In 1990, at the beginning of the MDG measuring period, the industrialised garments industry was in its infancy employing 400,000 people, but by 2014, the sector employed about 4 million people – up to 80 percent of them women.
For women, spending time outside the home empowers them, leading to lower fertility rates, enabling them to pursue a career, delay having a family, or have fewer children.
Dr Shams El Arifeen, the author of several Lancet reports on the issue, works at the International Centre for Diarrhoeal Disease Research, Bangladesh (ICDDRB) research centre and hospital in Dhaka. He told Al Jazeera that “the social network has changed, the economic conditions have changed, and distances have changed”.
“We are more connected and we are more able to travel,” he said. “If you have a problem, you are able to seek out services.”
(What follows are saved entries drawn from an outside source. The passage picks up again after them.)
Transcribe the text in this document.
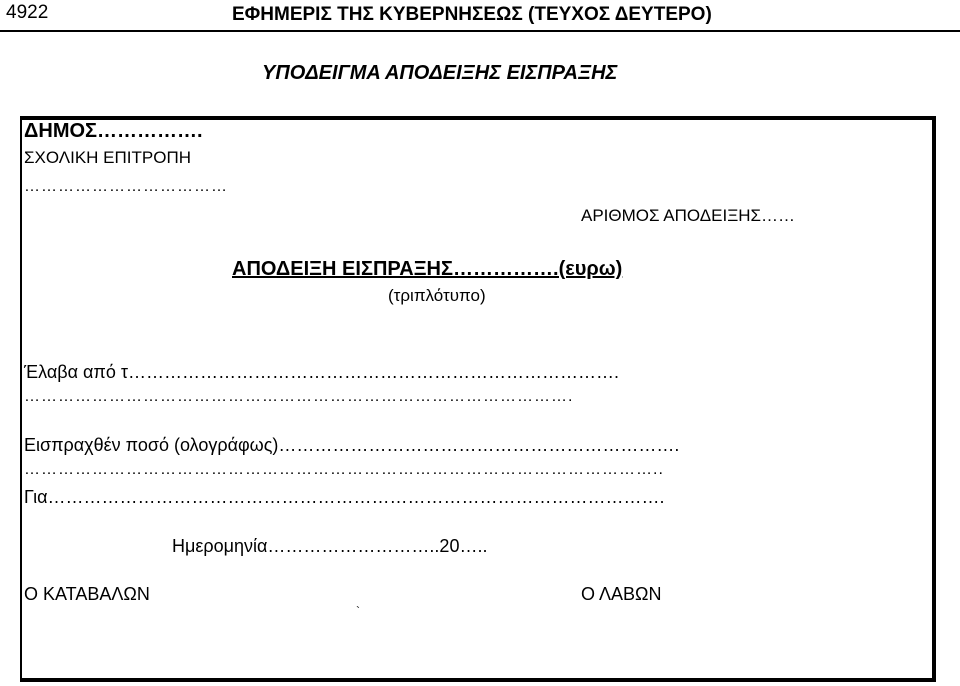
4922	ΕΦΗΜΕΡΙΣ ΤΗΣ ΚΥΒΕΡΝΗΣΕΩΣ (ΤΕΥΧΟΣ ΔΕΥΤΕΡΟ)
ΥΠΟΔΕΙΓΜΑ ΑΠΟΔΕΙΞΗΣ ΕΙΣΠΡΑΞΗΣ
ΔΗΜΟΣ…………….
ΣΧΟΛΙΚΗ ΕΠΙΤΡΟΠΗ
………………………………
ΑΡΙΘΜΟΣ ΑΠΟΔΕΙΞΗΣ……
ΑΠΟΔΕΙΞΗ ΕΙΣΠΡΑΞΗΣ…………….(ευρω)
(τριπλότυπο)
Έλαβα από τ……………………………………………………………………….
…………………………………………………………………………………….
Εισπραχθέν ποσό (ολογράφως)………………………………………………………….
…………………………………………………………………………………………………..
Για………………………………………………………………………………………….
Ημερομηνία………………………..20…..
Ο ΚΑΤΑΒΑΛΩΝ	Ο ΛΑΒΩΝ
`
He said that Bangladesh’s population density and relatively small size means that even without a huge improvement in services, more women are able to seek the simple professional care they need.
Could do better
But critics say that Bangladesh could have done better on the MMR. But it didn’t because its health infrastructure is weak and it reflects the country’s social hierarchy, with 80 percent of births occurring at home because the poor are often treated with contempt by trained doctors.
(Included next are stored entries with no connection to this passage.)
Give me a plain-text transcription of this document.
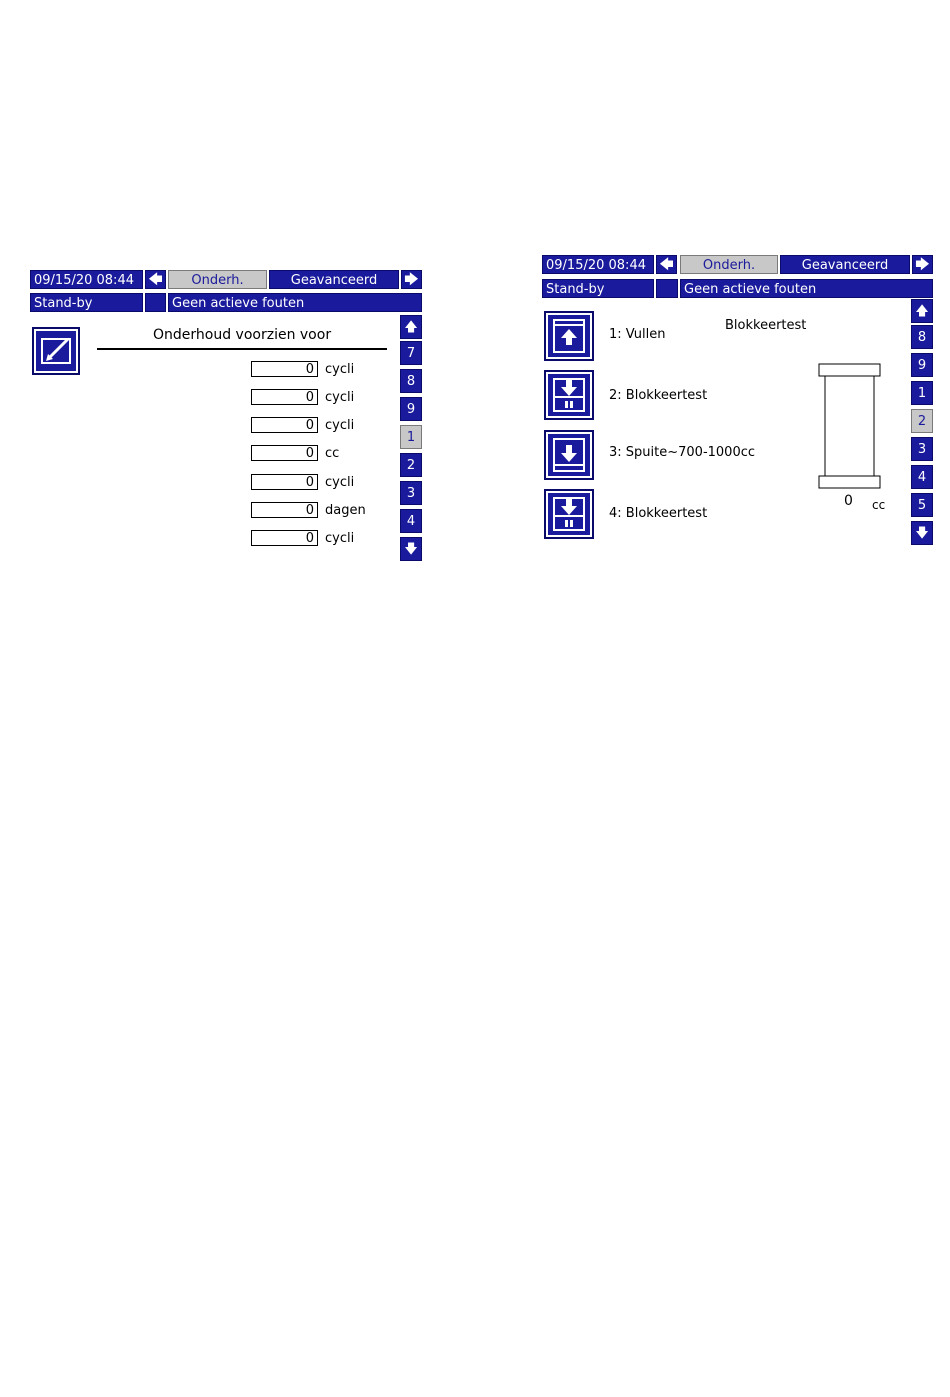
09/15/20 08:44	🡄	Onderh.	Geavanceerd	🡆
Stand-by	Geen actieve fouten
Onderhoud voorzien voor
0 cycli
0 cycli
0 cycli
0 cc
0 cycli
0 dagen
0 cycli
🡅
7
8
9
1
2
3
4
🡇
09/15/20 08:44 🡄	Onderh.	Geavanceerd	🡆
Stand-by	Geen actieve fouten
Blokkeertest
1: Vullen
2: Blokkeertest
3: Spuite~700-1000cc
4: Blokkeertest
0 cc
🡅
8
9
1
2
3
4
5
🡇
There is still a serious dearth of professionalism in the health services in Bangladesh which is described as in “disarray” by the Lancet. This has resulted in a debate about how to move forward – whether Bangladesh can afford to provide centralised, institutional services to women and families. Or whether alternative routes can be sought out.
Absenteeism at health facilities is also rampant – Dr Arifeen alleges that some patients died at a health facility in the town of Barisal over July’s Eid holiday because all the doctors had simply vacated their posts.
He also did not support the use of traditional birth attendants (TBA), essentially local women who have a social connection to the patient.
“We have reached a point where we have to have a rethink of this philosophy that has so far driven us, which is poor health for poor people,” he said.
“I am of the feeling that we can and should make the jump to deliver the best care that we can to these people. I think TBAs would be a big step back. The West changed because it had trained midwives. Why should this country be any different? Every woman who gets pregnant in this country should have the right to be cared for by the best skilled person that we can provide- and that’s not a TBA.”
However, Samia Arfin, of the research and advocacy NGO, Naripokkho, is wary of the government’s capabilities and said that “the government wanted institutional delivery but our facilities are not ready”.
“[The] monitoring systems aren’t good and there is a lack of accountability from service providers,” Arfin said. “Politicians are not committed and there is so much corruption in the ministry of health, policy is good but implementation is not.”
These issues only heighten the paradox of a country persistently maligned as a “basket case”, becoming a development success story.
Yet, while it is hard to find a scientifically certain explanation for this “Bangladesh paradox”, it seems clear that the praise must go in large part to its women, often striving against adversity.